4-byte integer counts are replaced by bits, so the bit-vector requires 1/32 of memory
Also, decide which items are frequent and list them for the second pass
The second pass
Count all pairs {i,j} that meet the conditions for being a candidate pair:
Both i and j are frequent items
The pair {i,j} hashes to a bucket whose bit in the bit vector is 1 (i.e., a frequent bucket)
Both conditions are necessary for the pair to have a chance of being frequent
6. SON: Savasere-Omiecinski-Navathe
6.1. Overview
Under two passes.
Adaptable to a distributed data model (mapreduce).
Repeatedly read small subsets of the baskets into main memory and perform a-priori on these subsets, using a support that is equal to the main support divided by the total numbers of subsets.
Aggregate all candidate itemsets and determine which are frequent in the entire set.
6.2. SON: MapReduce Phase 1
Find candidate itemsets
Map: Take the assigned subset of the baskets and find the itemsets frequent in the subset.
Lower the support threshold from s to ps if each Map task gets fraction $p$ ($p$ < 1) of the total input file.
The output is a set of key-value pairs (F, 1), where F is a frequent itemset from the sample.

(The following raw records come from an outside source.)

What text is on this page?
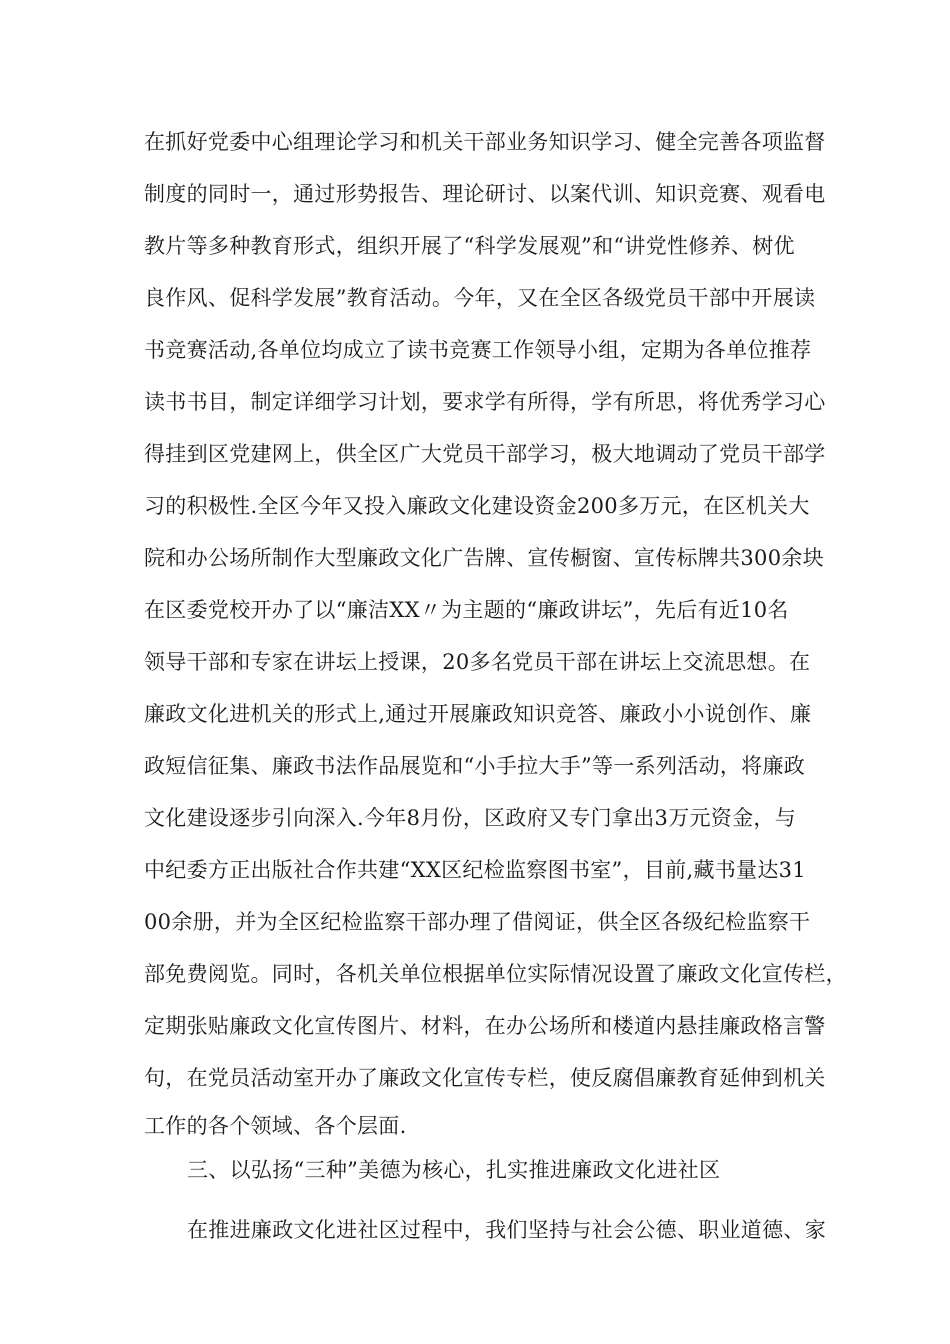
在抓好党委中心组理论学习和机关干部业务知识学习、健全完善各项监督
制度的同时一，通过形势报告、理论研讨、以案代训、知识竞赛、观看电
教片等多种教育形式，组织开展了“科学发展观”和“讲党性修养、树优
良作风、促科学发展”教育活动。今年，又在全区各级党员干部中开展读
书竞赛活动,各单位均成立了读书竞赛工作领导小组，定期为各单位推荐
读书书目，制定详细学习计划，要求学有所得，学有所思，将优秀学习心
得挂到区党建网上，供全区广大党员干部学习，极大地调动了党员干部学
习的积极性.全区今年又投入廉政文化建设资金200多万元，在区机关大
院和办公场所制作大型廉政文化广告牌、宣传橱窗、宣传标牌共300余块
在区委党校开办了以“廉洁XX〃为主题的“廉政讲坛”，先后有近10名
领导干部和专家在讲坛上授课，20多名党员干部在讲坛上交流思想。在
廉政文化进机关的形式上,通过开展廉政知识竞答、廉政小小说创作、廉
政短信征集、廉政书法作品展览和“小手拉大手”等一系列活动，将廉政
文化建设逐步引向深入.今年8月份，区政府又专门拿出3万元资金，与
中纪委方正出版社合作共建“XX区纪检监察图书室”，目前,藏书量达31
00余册，并为全区纪检监察干部办理了借阅证，供全区各级纪检监察干
部免费阅览。同时，各机关单位根据单位实际情况设置了廉政文化宣传栏，
定期张贴廉政文化宣传图片、材料，在办公场所和楼道内悬挂廉政格言警
句，在党员活动室开办了廉政文化宣传专栏，使反腐倡廉教育延伸到机关
工作的各个领域、各个层面.
三、以弘扬“三种”美德为核心，扎实推进廉政文化进社区
在推进廉政文化进社区过程中，我们坚持与社会公德、职业道德、家
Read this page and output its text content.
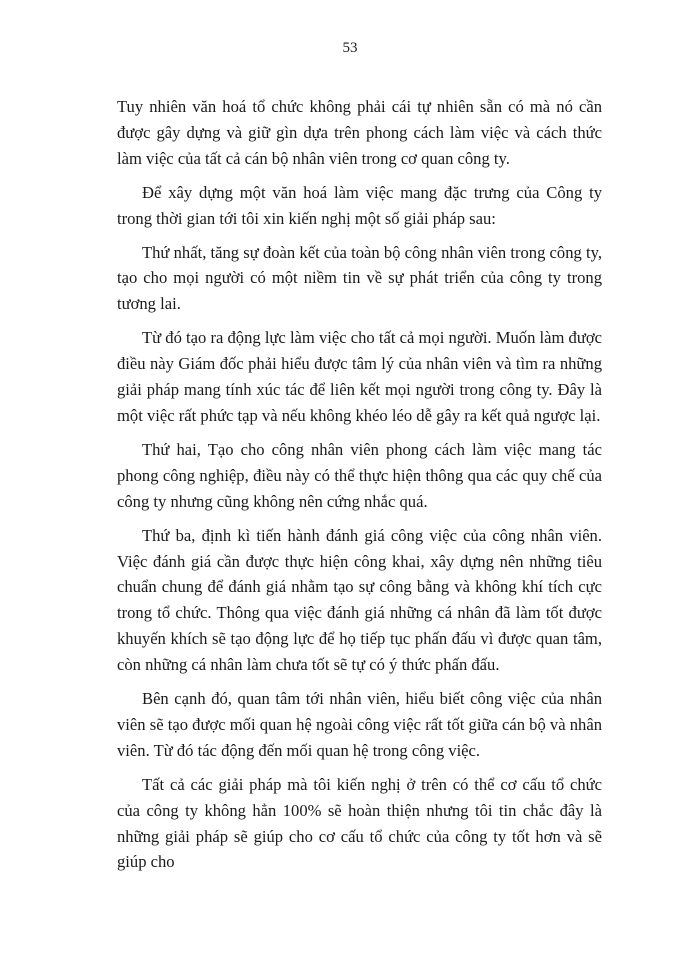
53

Tuy nhiên văn hoá tổ chức không phải cái tự nhiên sẵn có mà nó cần được gây dựng và giữ gìn dựa trên phong cách làm việc và cách thức làm việc của tất cả cán bộ nhân viên trong cơ quan công ty.

Để xây dựng một văn hoá làm việc mang đặc trưng của Công ty trong thời gian tới tôi xin kiến nghị một số giải pháp sau:

Thứ nhất, tăng sự đoàn kết của toàn bộ công nhân viên trong công ty, tạo cho mọi người có một niềm tin về sự phát triển của công ty trong tương lai.

Từ đó tạo ra động lực làm việc cho tất cả mọi người. Muốn làm được điều này Giám đốc phải hiểu được tâm lý của nhân viên và tìm ra những giải pháp mang tính xúc tác để liên kết mọi người trong công ty. Đây là một việc rất phức tạp và nếu không khéo léo dễ gây ra kết quả ngược lại.

Thứ hai, Tạo cho công nhân viên phong cách làm việc mang tác phong công nghiệp, điều này có thể thực hiện thông qua các quy chế của công ty nhưng cũng không nên cứng nhắc quá.

Thứ ba, định kì tiến hành đánh giá công việc của công nhân viên. Việc đánh giá cần được thực hiện công khai, xây dựng nên những tiêu chuẩn chung để đánh giá nhằm tạo sự công bằng và không khí tích cực trong tổ chức. Thông qua việc đánh giá những cá nhân đã làm tốt được khuyến khích sẽ tạo động lực để họ tiếp tục phấn đấu vì được quan tâm, còn những cá nhân làm chưa tốt sẽ tự có ý thức phấn đấu.

Bên cạnh đó, quan tâm tới nhân viên, hiểu biết công việc của nhân viên sẽ tạo được mối quan hệ ngoài công việc rất tốt giữa cán bộ và nhân viên. Từ đó tác động đến mối quan hệ trong công việc.

Tất cả các giải pháp mà tôi kiến nghị ở trên có thể cơ cấu tổ chức của công ty không hẳn 100% sẽ hoàn thiện nhưng tôi tin chắc đây là những giải pháp sẽ giúp cho cơ cấu tổ chức của công ty tốt hơn và sẽ giúp cho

The value is always 1 and is irrelevant.
Reduce: Each Reduce task is assigned a set of keys, which are itemsets. The value is ignored, and the Reduce task simply produces those keys (itemsets) that appear one or more times.
The output of the first Reduce function is the candidate itemsets.
6.3. SON: MapReduce Phase 2
Find true frequent itemsets
Map: The Map tasks for the second Map function take all the output from the first Reduce Function (the candidate itemsets) and a portion of the input data file.
Each Map task counts the number of occurrences of each of the candidate itemsets among the baskets in the portion of the dataset that it was assigned.
The output is a set of key-value pairs (C, v), where C is one of the candidate sets and v is the support for that itemset among the baskets that were input to this Map task.
Reduce: The Reduce tasks take the itemsets they are given as keys and sum the associated values.
The result is the total support for unique itemsets (the keys)
Those itemsets whose sum of values is at least s are frequent in the whole dataset, so the Reduce task outputs these itemsets.